For people with stroke, spinal cord injury, neuromuscular diseases, or other neurologic illnesses, currently available assistive and rehabilitation technologies are inadequate. In severe brainstem stroke and advanced ALS, patients may suddenly or progressively enter a locked-in state of being awake and alert but unable to move or communicate. Through clinical translation based on decades of basic neuroscience research, intracortically-based “brain-computer interfaces” are poised to revolutionize our ability to restore lost function. Over the past decade, neurotechnologies which record the individual and simultaneous activities of dozens to hundreds of cortical neurons have yielded new understandings of cortical function. This preclinical research, generally performed with healthy, neurologically intact non-human primates, has demonstrated that direct neural control of virtual and physical devices can be achieved. Recently, this exciting research has been translated into pilot clinical trials (IDE) of an intracortically-based neural interface system (BrainGate, www.braingate2.org), seeking to determine the feasibility of persons with tetraplegia controlling a computer cursor or other devices simply by imagining movement of their own hand. A variety of methods for decoding brain signals are being tested with the hope of not only restoring communication, but also providing a control signal for the reanimation of paralyzed limbs.
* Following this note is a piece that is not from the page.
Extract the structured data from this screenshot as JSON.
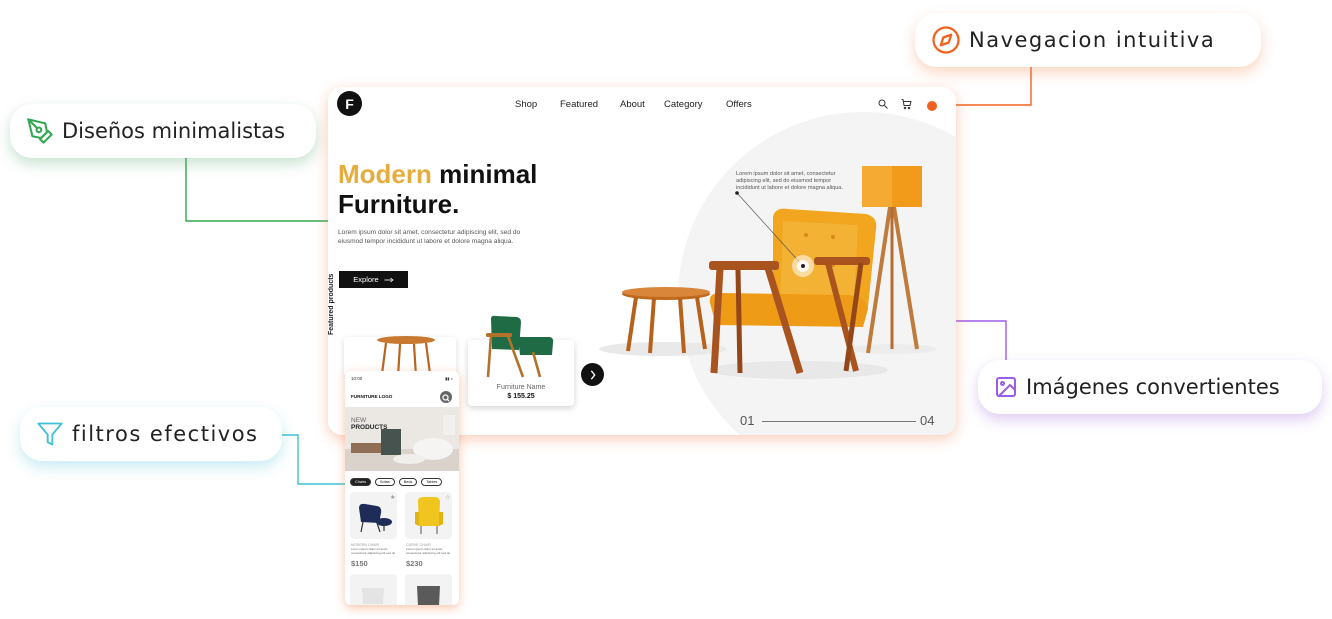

A recent paper in Nature described a woman with brainstem stroke who used the BrainGate system to control a robotic arm to serve herself her morning coffee, demonstrating not only the critical ability to reach-and-grasp in her immediate, multidimensional environment, but also to perform a key activity of daily living using an intracortical BCI. In BrainGate-related research, early glimpses into the activities of dozens of individual cortical neurons in humans are also providing new insights and might provide new diagnostic and therapeutic modalities for people with epilepsy.